Currently, 810,000 Angelinos are being paid less than $15 an hour. As one way for rectifying this salary issue, Los Angeles Mayor Garcetti is recommending an increase of $13.25 an hour to be implemented between 2015 and 2017. City Council entered a motion last Tuesday to increase the minimum wage to $15.25 an hour by 2019, and further increased thereafter based on indexed cost-of-living standards. The proposal is now in committee and should receive a final vote early in 2015. Incidentally, the new ordinance, if passed, will include certain reasonable exemptions for tip workers, jobs designed for youthful employments, etc.
Workers need to be treated with the dignity they deserve! Working two to three jobs a day to make ends meet is antithetical to what should be expected of anyone. People need to have time to spend with their family, to supervise and guide their children to stay on the right path, to take part as genuine stakeholders in community events and issues. Very importantly, they need to have time for themselves to rest and rejuvenate! These basic expectations are only possible if an employee earns a livable wage!
It is important to note that though at least half a million LA workers would be impacted by the suggested raise, there would be only “a modest impact on business operating costs and consumer prices”--something that could be easily absorbed and result in expanded business. Keep in mind that City Council recently approved raising the wages of workers at our largest hotels in Los Angeles to $15.37 an hour. Councilmember Krekorian has “promised” the sky will not fall as a result.
Furthermore, by raising wage minimums, taxpayers would benefit as a whole—reducing the amount paid out through CAL Fresh (our state version of SNAP—the Supplemental Nutrition Assistance Program) and the EBT (food stamp) Program. The saved monies could then be utilized for other much-needed expenditures.
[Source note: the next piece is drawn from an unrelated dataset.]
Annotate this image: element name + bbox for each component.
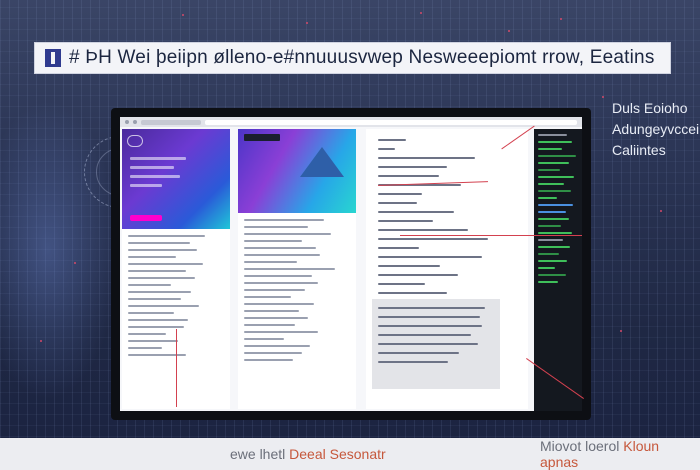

Other cities (San Francisco, San Diego, Seattle, and Chicago—to name a few) throughout the United States have passed such measures already and others are contemplating doing so. San Francisco (always a leader in progressive issues) began its fair-wage program with $100,000 in its budget, allocated to establish and enforce its rulings—now the budget is $5 million to make certain that best business practices are being pursued.
In addition, to make this policy work for the greater community, economic justice and environmental justice must be seen as partners in creating a more just and inclusive society. There are so many issues that overlap and need to be considered when making any decision.
This article is meant to sum up the problem and encourage all of us to contact our respective City Councilmembers to urge unequivocal support for not only the wage increases but also for the concomitant issues that are so important in making any such changes work.
To contact your Councilmember, please call the following number: 310-289-0353. You will be asked where you live so they can determine who that representative is and how to contact that person. You can also write to your councilmember once you know in which district you live. For instance, for Paul Koretz (CD 5), the website is cd5.lacity.org and the email address is 213-473-7005—all 5’s.
Remember, when one person benefits, we all benefit! Please urge a supporting vote on this critical measure.
For all of us, I say, “Lucha por quinze--Fight for 15!” Sí se puede—Yes we can!